Buell v. Cincinnati, Effingham & Quincy Construction Co.

9 F. 351 | U.S. Cir. Ct. | 1881

Drummond, C. J.

The object of the motion is to obtain the opinion of this court upon the question of jurisdiction made in the case. The bill was originally filed by some creditors of the construction company in the circuit court of Crawford county, in this state. The construction company had made a contract for building a railroad, and the bill was in the nature of a creditors’ bill for the protection of the interests of the plaintiffs. A receiver was appointed by the state court and was authorized to go on and complete the construction of the road undertaken by the company. Claiming to proceed in pursuance of the authority thus conferred on him, the receiver made the contract in which Mr. Sturges was interested. If this were a question growing out of an ordinary application made to the state court by a claimant of the construction company for the protection of his rights, and asking that the property in its custody might be made available for his claim, in whole or in part, and the claim had originated entirely independent of any action of the state court, possibly there might be some pretence, if the citizenship of the parties justified it, that the cause might be removed. But this is a case where the only right which exists is by virtue of the action of the state court. The receiver of the state court, in a suit pending there, was authorized to perform certain acts; to employ men and to make contracts involving the construction of a railroad.
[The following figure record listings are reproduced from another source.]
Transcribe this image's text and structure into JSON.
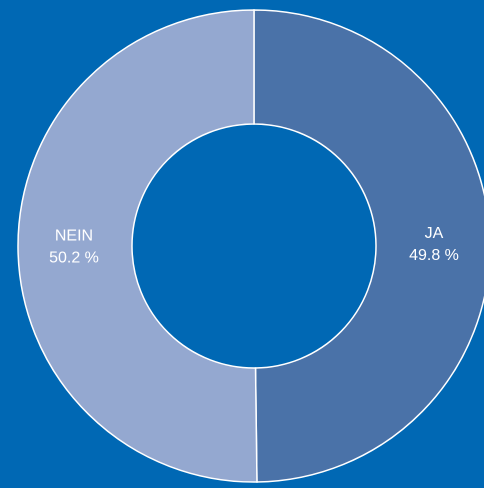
{
  "chart_data": {
    "type": "donut",
    "categories": [
      "JA",
      "NEIN"
    ],
    "values": [
      49.8,
      50.2
    ],
    "value_labels": [
      "49.8 %",
      "50.2 %"
    ],
    "colors": [
      "#4a72a8",
      "#94a8d0"
    ]
  }
}
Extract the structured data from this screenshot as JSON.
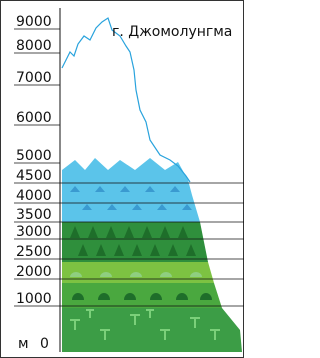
{
  "peak_label": "г. Джомолунгма",
  "unit": "м",
  "altitudes": [
    "0",
    "1000",
    "2000",
    "2500",
    "3000",
    "3500",
    "4000",
    "4500",
    "5000",
    "6000",
    "7000",
    "8000",
    "9000"
  ]
}
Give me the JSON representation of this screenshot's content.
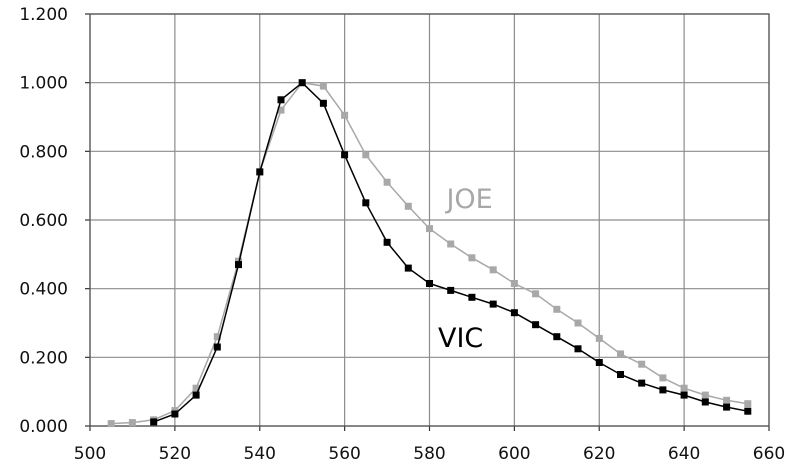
{
  "chart_data": {
    "type": "line",
    "xlim": [
      500,
      660
    ],
    "ylim": [
      0,
      1.2
    ],
    "x_ticks": [
      "500",
      "520",
      "540",
      "560",
      "580",
      "600",
      "620",
      "640",
      "660"
    ],
    "y_ticks": [
      "0.000",
      "0.200",
      "0.400",
      "0.600",
      "0.800",
      "1.000",
      "1.200"
    ],
    "grid": true,
    "legend": "inline labels",
    "series": [
      {
        "name": "JOE",
        "color": "#a8a8a8",
        "x": [
          505,
          510,
          515,
          520,
          525,
          530,
          535,
          540,
          545,
          550,
          555,
          560,
          565,
          570,
          575,
          580,
          585,
          590,
          595,
          600,
          605,
          610,
          615,
          620,
          625,
          630,
          635,
          640,
          645,
          650,
          655
        ],
        "y": [
          0.007,
          0.01,
          0.018,
          0.045,
          0.11,
          0.26,
          0.48,
          0.74,
          0.92,
          1.0,
          0.99,
          0.905,
          0.79,
          0.71,
          0.64,
          0.575,
          0.53,
          0.49,
          0.455,
          0.415,
          0.385,
          0.34,
          0.3,
          0.255,
          0.21,
          0.18,
          0.14,
          0.11,
          0.09,
          0.075,
          0.065
        ]
      },
      {
        "name": "VIC",
        "color": "#000000",
        "x": [
          515,
          520,
          525,
          530,
          535,
          540,
          545,
          550,
          555,
          560,
          565,
          570,
          575,
          580,
          585,
          590,
          595,
          600,
          605,
          610,
          615,
          620,
          625,
          630,
          635,
          640,
          645,
          650,
          655
        ],
        "y": [
          0.012,
          0.035,
          0.09,
          0.23,
          0.47,
          0.74,
          0.95,
          1.0,
          0.94,
          0.79,
          0.65,
          0.535,
          0.46,
          0.415,
          0.395,
          0.375,
          0.355,
          0.33,
          0.295,
          0.26,
          0.225,
          0.185,
          0.15,
          0.125,
          0.105,
          0.09,
          0.07,
          0.055,
          0.043
        ]
      }
    ]
  }
}
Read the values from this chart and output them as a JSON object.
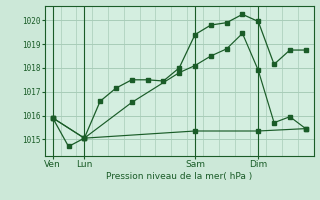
{
  "bg_color": "#cce8d8",
  "plot_bg_color": "#d4eee0",
  "grid_color": "#a8ccb8",
  "line_color": "#1a5c28",
  "title": "Pression niveau de la mer( hPa )",
  "ylabel_ticks": [
    1015,
    1016,
    1017,
    1018,
    1019,
    1020
  ],
  "ylim": [
    1014.3,
    1020.6
  ],
  "xtick_labels": [
    "Ven",
    "Lun",
    "Sam",
    "Dim"
  ],
  "xtick_positions": [
    0,
    2,
    9,
    13
  ],
  "xlim": [
    -0.5,
    16.5
  ],
  "s1x": [
    0,
    1,
    2,
    3,
    4,
    5,
    6,
    7,
    8,
    9,
    10,
    11,
    12,
    13,
    14,
    15,
    16
  ],
  "s1y": [
    1015.9,
    1014.7,
    1015.05,
    1016.6,
    1017.15,
    1017.5,
    1017.5,
    1017.45,
    1018.0,
    1019.4,
    1019.8,
    1019.9,
    1020.25,
    1019.95,
    1018.15,
    1018.75,
    1018.75
  ],
  "s2x": [
    0,
    2,
    5,
    8,
    9,
    10,
    11,
    12,
    13,
    14,
    15,
    16
  ],
  "s2y": [
    1015.9,
    1015.05,
    1016.55,
    1017.8,
    1018.1,
    1018.5,
    1018.8,
    1019.45,
    1017.9,
    1015.7,
    1015.95,
    1015.45
  ],
  "s3x": [
    0,
    2,
    9,
    13,
    16
  ],
  "s3y": [
    1015.9,
    1015.05,
    1015.35,
    1015.35,
    1015.45
  ]
}
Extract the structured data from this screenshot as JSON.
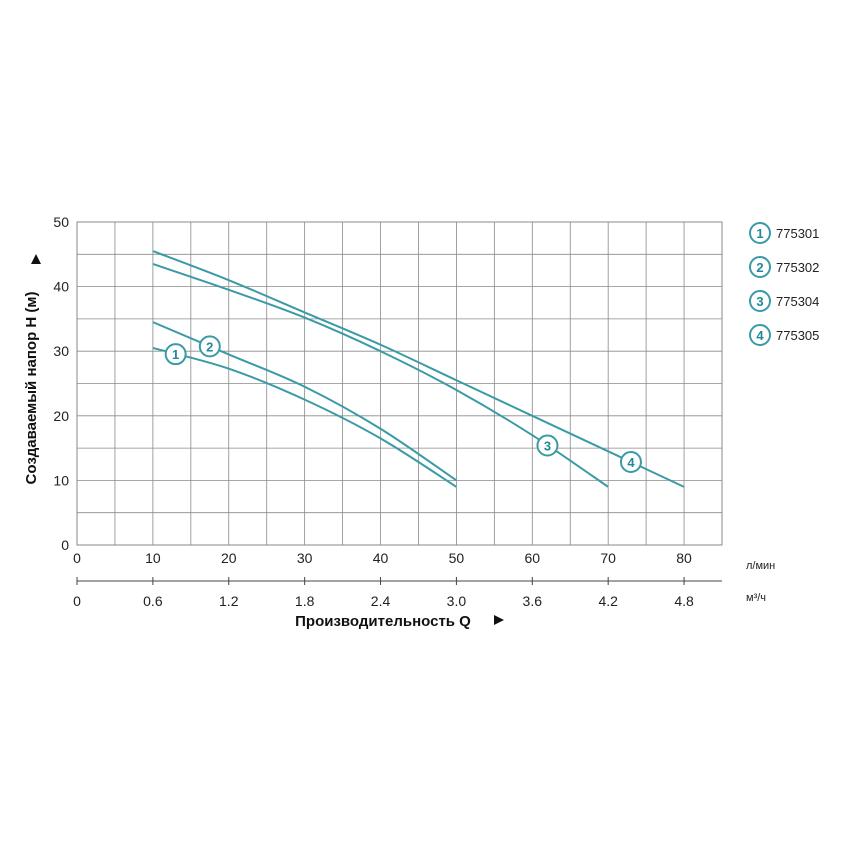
{
  "chart_data": {
    "type": "line",
    "ylabel": "Создаваемый напор Н (м)",
    "xlabel": "Производительность Q",
    "x_unit_primary": "л/мин",
    "x_unit_secondary": "м³/ч",
    "ylim": [
      0,
      50
    ],
    "xlim": [
      0,
      85
    ],
    "grid": true,
    "legend_position": "right",
    "line_color": "#3a9ba6",
    "y_ticks": [
      "0",
      "10",
      "20",
      "30",
      "40",
      "50"
    ],
    "x_ticks_primary": [
      "0",
      "10",
      "20",
      "30",
      "40",
      "50",
      "60",
      "70",
      "80"
    ],
    "x_ticks_secondary": [
      "0",
      "0.6",
      "1.2",
      "1.8",
      "2.4",
      "3.0",
      "3.6",
      "4.2",
      "4.8"
    ],
    "series": [
      {
        "name": "775301",
        "marker": "1",
        "marker_x": 13,
        "points": [
          [
            10,
            30.5
          ],
          [
            20,
            27.3
          ],
          [
            30,
            22.5
          ],
          [
            40,
            16.5
          ],
          [
            50,
            9
          ]
        ]
      },
      {
        "name": "775302",
        "marker": "2",
        "marker_x": 17.5,
        "points": [
          [
            10,
            34.5
          ],
          [
            20,
            29.5
          ],
          [
            30,
            24.5
          ],
          [
            40,
            18
          ],
          [
            50,
            10
          ]
        ]
      },
      {
        "name": "775304",
        "marker": "3",
        "marker_x": 62,
        "points": [
          [
            10,
            43.5
          ],
          [
            20,
            39.5
          ],
          [
            30,
            35.2
          ],
          [
            40,
            30
          ],
          [
            50,
            24
          ],
          [
            60,
            17
          ],
          [
            70,
            9
          ]
        ]
      },
      {
        "name": "775305",
        "marker": "4",
        "marker_x": 73,
        "points": [
          [
            10,
            45.5
          ],
          [
            20,
            41
          ],
          [
            30,
            36
          ],
          [
            40,
            31
          ],
          [
            50,
            25.5
          ],
          [
            60,
            20
          ],
          [
            70,
            14.5
          ],
          [
            80,
            9
          ]
        ]
      }
    ]
  }
}
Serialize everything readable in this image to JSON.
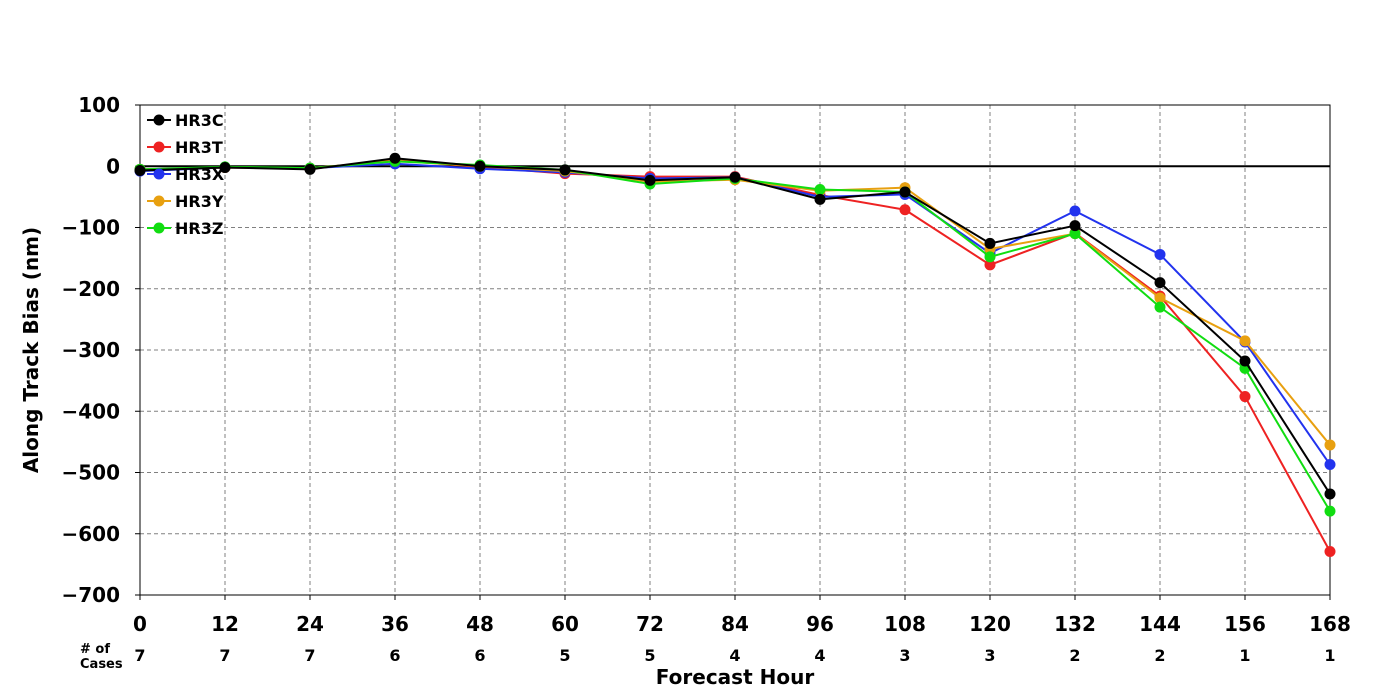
{
  "chart_data": {
    "type": "line",
    "xlabel": "Forecast Hour",
    "ylabel": "Along Track Bias (nm)",
    "x": [
      0,
      12,
      24,
      36,
      48,
      60,
      72,
      84,
      96,
      108,
      120,
      132,
      144,
      156,
      168
    ],
    "xlim": [
      0,
      168
    ],
    "ylim": [
      -700,
      100
    ],
    "yticks": [
      100,
      0,
      -100,
      -200,
      -300,
      -400,
      -500,
      -600,
      -700
    ],
    "ytick_labels": [
      "100",
      "0",
      "−100",
      "−200",
      "−300",
      "−400",
      "−500",
      "−600",
      "−700"
    ],
    "grid": true,
    "legend_position": "top-left",
    "cases_label": [
      "# of",
      "Cases"
    ],
    "cases": [
      "7",
      "7",
      "7",
      "6",
      "6",
      "5",
      "5",
      "4",
      "4",
      "3",
      "3",
      "2",
      "2",
      "1",
      "1"
    ],
    "series": [
      {
        "name": "HR3T",
        "color": "#ee2222",
        "values": [
          -5,
          -2,
          -4,
          10,
          -1,
          -12,
          -17,
          -17,
          -47,
          -71,
          -161,
          -109,
          -212,
          -376,
          -629
        ]
      },
      {
        "name": "HR3X",
        "color": "#2233ee",
        "values": [
          -8,
          -2,
          -3,
          4,
          -4,
          -10,
          -20,
          -18,
          -50,
          -46,
          -142,
          -73,
          -144,
          -287,
          -487
        ]
      },
      {
        "name": "HR3Y",
        "color": "#e8a010",
        "values": [
          -6,
          -2,
          -3,
          9,
          0,
          -8,
          -25,
          -22,
          -40,
          -35,
          -135,
          -110,
          -215,
          -285,
          -455
        ]
      },
      {
        "name": "HR3Z",
        "color": "#11dd11",
        "values": [
          -5,
          -1,
          -3,
          8,
          2,
          -6,
          -29,
          -20,
          -38,
          -42,
          -148,
          -110,
          -230,
          -330,
          -563
        ]
      },
      {
        "name": "HR3C",
        "color": "#000000",
        "values": [
          -7,
          -2,
          -5,
          13,
          0,
          -6,
          -23,
          -18,
          -54,
          -42,
          -126,
          -97,
          -190,
          -318,
          -535
        ]
      }
    ],
    "legend_order": [
      "HR3C",
      "HR3T",
      "HR3X",
      "HR3Y",
      "HR3Z"
    ]
  }
}
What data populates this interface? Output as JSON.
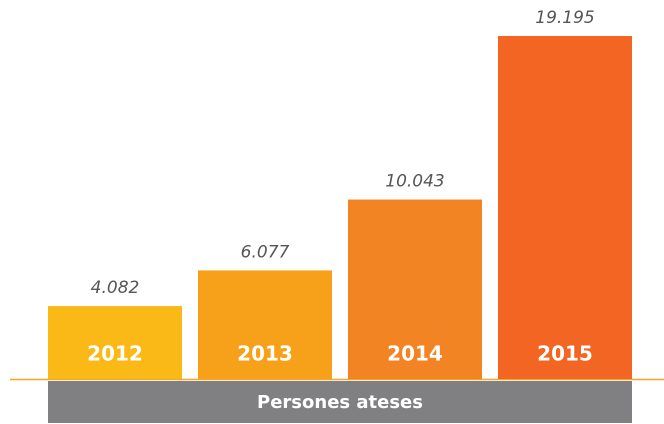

In the ordinary case of a receiver appointed by the court to operate a railroad he may employ agents — as a superin*352tendent, conductor, engineer, or other person — to perform a duty connected with the operation of the road.

It may be that a particular contract which the receiver has made is not authorized, in express terms, by the order of the court appointing him, but still if the act is done under the color of authority of the court, and any controversy arises between the persons employed and the receiver, or between him and other claimants, it would seem as though the court, under whose authority this was claimed to be done, is the proper tribunal to settle it. It could hardly have been in the contemplation of congress that such a course as that supposed would enable a party to transfer a cause to the federal court, where the litigation was pending in a state court. That would be something which grew out of the action of the state court and its officer in the performance of a duty, or what he supposed to be a duty. That was substantially this case. Mr. Sturges has no other standing in this court than what grows out of that posture of the case. He voluntarily went to the state court and asked, through the receiver, that a contract should be made with him. He undertook to perform that contract. It is to be presumed, in the absence of any evidence to the contrary, that he and the receiver both acted in good faith. Upon a question, made in the state court, it was .decided that the contract was not authorized by the terms of the order of appointment; but the court also held that Mr. Sturges having performed services and having expended money, it was just he should receive compensation for what had been done, and for the money' expended.

I think it may be laid down as a sound principle that if a controversy, under such circumstances, does arise between the contracting party and the receiver, or between him and other claimants to the common fund, out of which they all seek payment, it is not such a controversy as entitles the contractor to remove the cause to the federal court.

In this case, the only question was, what amount should be paid to Sturges for the work and labor done, materials furnished, and money expended. The other claimants, it may be, are in the same condition as himself. They all went before thh state court to represent their different claims and insist that they should be paid. Now, is the possibility that there may be a fund less than enough to pay off the various claims, a question of such a character as to entitle a party to remove the cause to this court ? I think not. It. is true, Sturges may say that- some of the petitioners had not a just claim to any portion of the fund, or, if they had, that their claim was subordinate to his. If *353that be so, why should not the state court have the right to decide the question? Whatever controversy there is has arisen in that court in the administration of the property or assets which it has taken in charge. It is not the case of an independent controversy which existed when the suit was commenced, but one which has arisen in the execution of the power of the court. It was all done under the color of authority of the state court, and it seems to me that it would be stretching the act of 1875 beyond any case that has yet been decided, to hold that this court has jurisdiction in such a case as this.

It may be added further, and as an additional reason why this court should not now take jurisdiction of the case, that the state court has proceeded without objection to adjudicate upon the rights of the parties. I think that court should be permitted to go on and distribute the fund which it has, or may have in its possession in the case of a sale of the property, to the various claimants. So that, notwithstanding the great anxiety which the counsel seem to manifest, this being the second application of the kind made, this court must decline to take jurisdiction.